Sergipe deflagra megaoperação contra grupo criminoso e cumpre dezenas de mandados
Ação da Polícia Civil mira organização envolvida com tráfico, homicídios e lavagem de dinheiro, com ramificações dentro e fora do estado
Uma grande ofensiva da Polícia Civil de Sergipe mobilizou equipes na manhã desta terça-feira (14), para desarticular uma organização criminosa com atuação em várias regiões do estado. Ao todo, cerca de 70 ordens judiciais foram executadas, entre mandados de prisão e outras medidas cautelares.

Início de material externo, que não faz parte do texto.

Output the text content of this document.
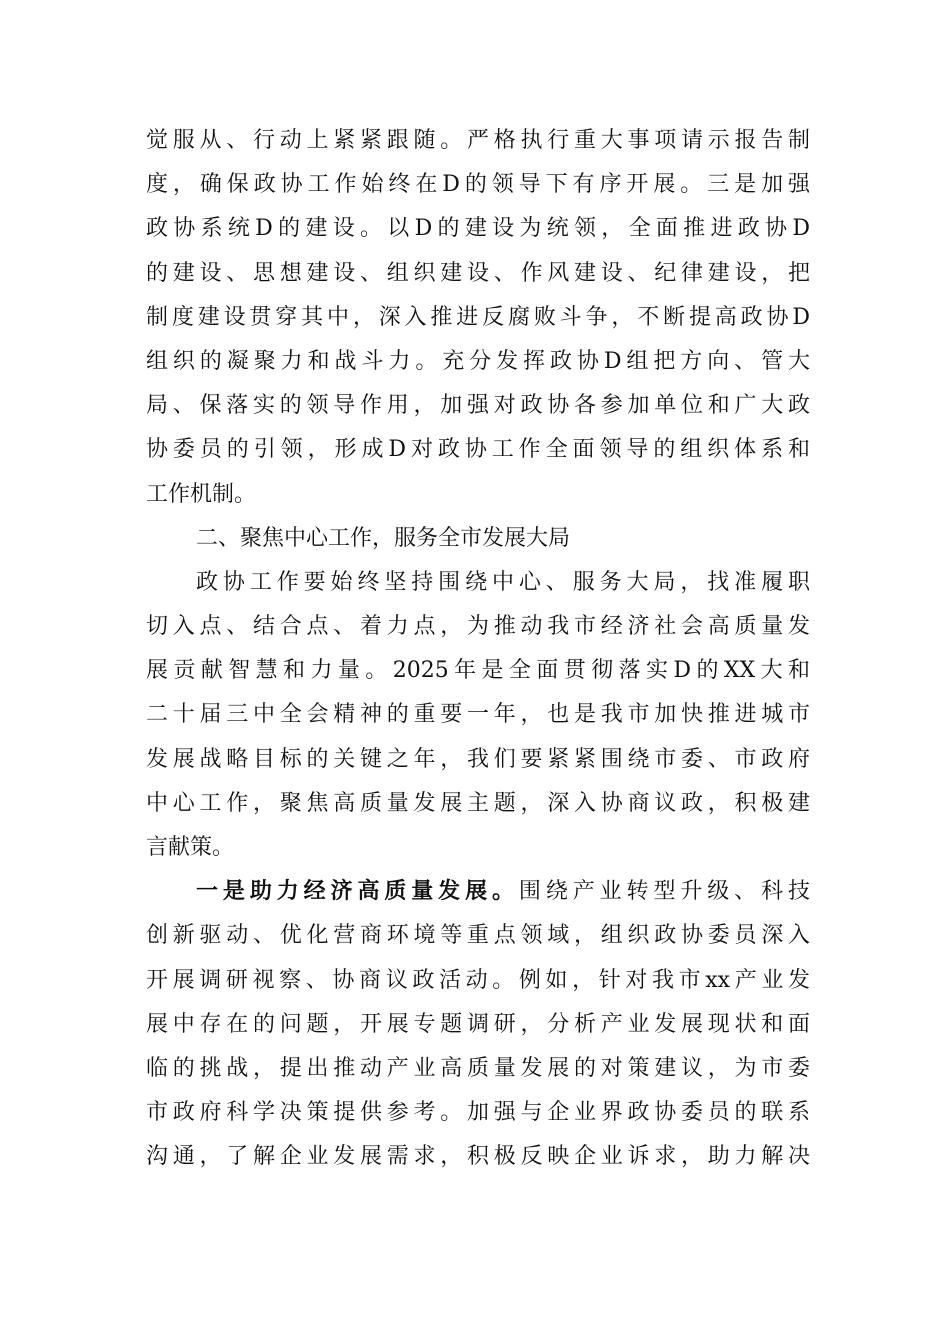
觉服从、行动上紧紧跟随。严格执行重大事项请示报告制
度，确保政协工作始终在D的领导下有序开展。三是加强
政协系统D的建设。以D的建设为统领，全面推进政协D
的建设、思想建设、组织建设、作风建设、纪律建设，把
制度建设贯穿其中，深入推进反腐败斗争，不断提高政协D
组织的凝聚力和战斗力。充分发挥政协D组把方向、管大
局、保落实的领导作用，加强对政协各参加单位和广大政
协委员的引领，形成D对政协工作全面领导的组织体系和
工作机制。
二、聚焦中心工作，服务全市发展大局
政协工作要始终坚持围绕中心、服务大局，找准履职
切入点、结合点、着力点，为推动我市经济社会高质量发
展贡献智慧和力量。2025年是全面贯彻落实D的XX大和
二十届三中全会精神的重要一年，也是我市加快推进城市
发展战略目标的关键之年，我们要紧紧围绕市委、市政府
中心工作，聚焦高质量发展主题，深入协商议政，积极建
言献策。
一是助力经济高质量发展。围绕产业转型升级、科技
创新驱动、优化营商环境等重点领域，组织政协委员深入
开展调研视察、协商议政活动。例如，针对我市xx产业发
展中存在的问题，开展专题调研，分析产业发展现状和面
临的挑战，提出推动产业高质量发展的对策建议，为市委
市政府科学决策提供参考。加强与企业界政协委员的联系
沟通，了解企业发展需求，积极反映企业诉求，助力解决
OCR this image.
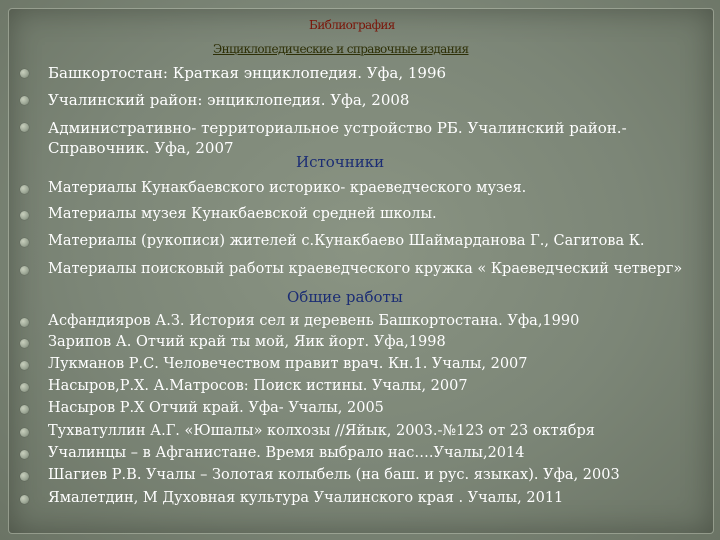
Библиография
Энциклопедические и справочные издания
Башкортостан: Краткая энциклопедия. Уфа, 1996
Учалинский район: энциклопедия. Уфа, 2008
Административно- территориальное устройство РБ. Учалинский район.-
Справочник. Уфа, 2007
Источники
Материалы Кунакбаевского историко- краеведческого музея.
Материалы музея Кунакбаевской средней школы.
Материалы (рукописи) жителей с.Кунакбаево Шаймарданова Г., Сагитова К.
Материалы поисковый работы краеведческого кружка « Краеведческий четверг»
Общие работы
Асфандияров А.З. История сел и деревень Башкортостана. Уфа,1990
Зарипов А. Отчий край ты мой, Яик йорт. Уфа,1998
Лукманов Р.С. Человечеством правит врач. Кн.1. Учалы, 2007
Насыров,Р.Х. А.Матросов: Поиск истины. Учалы, 2007
Насыров Р.Х Отчий край. Уфа- Учалы, 2005
Тухватуллин А.Г. «Юшалы» колхозы //Яйык, 2003.-№123 от 23 октября
Учалинцы – в Афганистане. Время выбрало нас….Учалы,2014
Шагиев Р.В. Учалы – Золотая колыбель (на баш. и рус. языках). Уфа, 2003
Ямалетдин, М Духовная культура Учалинского края . Учалы, 2011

De acordo com as autoridades, todos os alvos foram localizados, inclusive aqueles que estavam fora de Sergipe. Durante a operação, foram recolhidos celulares, notebooks, quantias em dinheiro, veículos de alto padrão, além de armas e munições. Também houve bloqueio de contas bancárias e restrições sobre imóveis ligados aos investigados.
As ações ocorreram em Aracaju, São Cristóvão, Areia Branca e Tobias Barreto, além de cidades em outros estados, como Catanduvas (PR), Salvador, Santo Antônio de Jesus e Irecê, na Bahia.
Segundo a Polícia Civil, o grupo tinha como base o conjunto Eduardo Gomes, em São Cristóvão, mas expandia suas atividades para a Grande Aracaju, outras regiões sergipanas e até fora do estado.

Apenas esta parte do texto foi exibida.